Había una vez una viuda que tenía una hija y
una hijastra. Ambas eran pequeñas y se llamaban Carolina. La gente del pueblo,
sin embargo, llamaba Carolina blanca a la hijastra, porque era blanca y hermosa
como una pintura, y Carolina negra a la hija verdadera, porque era negra y fea
como la noche.
Todos querían a Carolina blanca, también
Carolina negra, pero su madrastra no podía ni verla. Se imaginaba que todo el
mundo agraviaba a su hija por culpa de la hermanastra más hermosa, y pensaba
continuamente en la manera de librarse de ella.
Un día pasó frente a su casa un pastor con
tres corderitos. Cuando vio a Carolina blanca en la puerta, el pastor sonrió y
le acarició los cabellos, y hasta los corderitos corrieron a lamerle el vestido
verde. En aquel momento salió de casa Carolina negra. El pastor, en cuanto la
vio, decidió marcharse, y hasta los corderitos escaparon asustados por su
fealdad. Nadie sospechaba que, bajo aquel feo aspecto, latía un corazón de oro.
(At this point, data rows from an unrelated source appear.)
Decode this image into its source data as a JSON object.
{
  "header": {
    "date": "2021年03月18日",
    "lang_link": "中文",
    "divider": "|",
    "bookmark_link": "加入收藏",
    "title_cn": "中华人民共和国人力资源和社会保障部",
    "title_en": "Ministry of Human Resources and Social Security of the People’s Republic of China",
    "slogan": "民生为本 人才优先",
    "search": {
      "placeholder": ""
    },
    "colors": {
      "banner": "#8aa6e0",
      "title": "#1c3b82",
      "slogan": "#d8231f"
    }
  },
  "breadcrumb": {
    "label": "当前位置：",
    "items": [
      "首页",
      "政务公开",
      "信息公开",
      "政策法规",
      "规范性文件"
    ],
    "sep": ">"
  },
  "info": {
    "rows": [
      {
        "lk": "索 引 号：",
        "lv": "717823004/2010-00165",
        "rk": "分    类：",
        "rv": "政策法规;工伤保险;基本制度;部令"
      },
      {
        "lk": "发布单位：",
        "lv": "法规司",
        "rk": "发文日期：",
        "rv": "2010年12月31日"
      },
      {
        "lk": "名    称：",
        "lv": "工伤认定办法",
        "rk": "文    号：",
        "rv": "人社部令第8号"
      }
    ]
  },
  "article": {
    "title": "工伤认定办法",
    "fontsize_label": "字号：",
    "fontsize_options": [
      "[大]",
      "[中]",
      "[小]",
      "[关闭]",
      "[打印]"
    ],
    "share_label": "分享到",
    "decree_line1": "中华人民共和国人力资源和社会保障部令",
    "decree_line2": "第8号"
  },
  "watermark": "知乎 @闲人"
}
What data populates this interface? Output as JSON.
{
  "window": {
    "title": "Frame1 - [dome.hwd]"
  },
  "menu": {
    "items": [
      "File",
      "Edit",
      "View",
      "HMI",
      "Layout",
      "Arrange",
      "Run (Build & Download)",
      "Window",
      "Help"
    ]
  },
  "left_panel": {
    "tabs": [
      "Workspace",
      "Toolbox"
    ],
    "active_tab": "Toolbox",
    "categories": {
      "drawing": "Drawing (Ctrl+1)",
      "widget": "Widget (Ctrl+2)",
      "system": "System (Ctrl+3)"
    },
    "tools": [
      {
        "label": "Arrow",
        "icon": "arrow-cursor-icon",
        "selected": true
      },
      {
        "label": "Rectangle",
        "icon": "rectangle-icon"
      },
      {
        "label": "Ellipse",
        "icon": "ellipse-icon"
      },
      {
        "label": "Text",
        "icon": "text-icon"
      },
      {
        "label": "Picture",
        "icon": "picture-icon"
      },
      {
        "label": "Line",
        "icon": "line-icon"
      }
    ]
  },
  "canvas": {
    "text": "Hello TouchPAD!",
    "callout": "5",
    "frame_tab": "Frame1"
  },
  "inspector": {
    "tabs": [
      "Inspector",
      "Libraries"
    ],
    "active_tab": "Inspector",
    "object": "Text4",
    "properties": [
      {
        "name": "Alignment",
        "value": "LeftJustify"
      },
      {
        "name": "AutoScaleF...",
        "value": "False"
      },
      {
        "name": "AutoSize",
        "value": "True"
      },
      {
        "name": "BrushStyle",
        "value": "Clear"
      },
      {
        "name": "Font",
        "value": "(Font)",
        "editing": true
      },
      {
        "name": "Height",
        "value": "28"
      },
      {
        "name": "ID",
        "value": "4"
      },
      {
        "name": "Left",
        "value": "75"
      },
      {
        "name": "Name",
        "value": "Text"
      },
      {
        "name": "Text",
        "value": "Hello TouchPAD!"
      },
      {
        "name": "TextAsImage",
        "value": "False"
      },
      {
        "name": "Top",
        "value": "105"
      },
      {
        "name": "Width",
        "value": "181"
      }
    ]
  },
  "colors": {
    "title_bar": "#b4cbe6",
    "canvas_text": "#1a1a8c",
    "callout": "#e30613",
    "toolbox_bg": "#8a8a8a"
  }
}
La madre de Carolina negra, que había visto
todo desde la ventana, se dijo:
-Basta, esto no puede seguir así. Tenemos que
librarnos de Carolina blanca.
Durante siete días y siete noches pensó en
cómo hacerlo. Al octavo día, fue al jardín y le dijo al seto de espinos:
-Seto, dame doce espinas largas y agudas.
El seto le dio las doce espinas. La mujer
llamó a Carolina negra y le dijo:
-Escucha bien lo que voy a decirte. Esta
noche, cuando tú y Carolina os blanca vayáis a la cama, deja que ella se
acueste del lado de la pared. Yo pondré doce espinas agudas en su almohada. Así
nos libraremos finalmente de ella.
-¡Ay, mamá, no lo hagas! -le suplicó Carolina
negra.
-¡Cállate, tonta! Y ni una palabra de esto a
Carolina blanca; si no, te castigaré.
Carolina negra tuvo que prometer que haría
todo lo que le había dicho su madre. Pero, al llegar la noche, cuando Carolina
blanca estaba a punto de meterse en la cama, Carolina negra la retuvo y le
dijo:
-¡Hermanita, hay doce espinas en tu almohada!
Las ha puesto mamá. Ven, acostémonos del lado de los pies. Así no nos podrá
suceder nada malo. Pero tú no le digas a mamá que yo te lo he dicho.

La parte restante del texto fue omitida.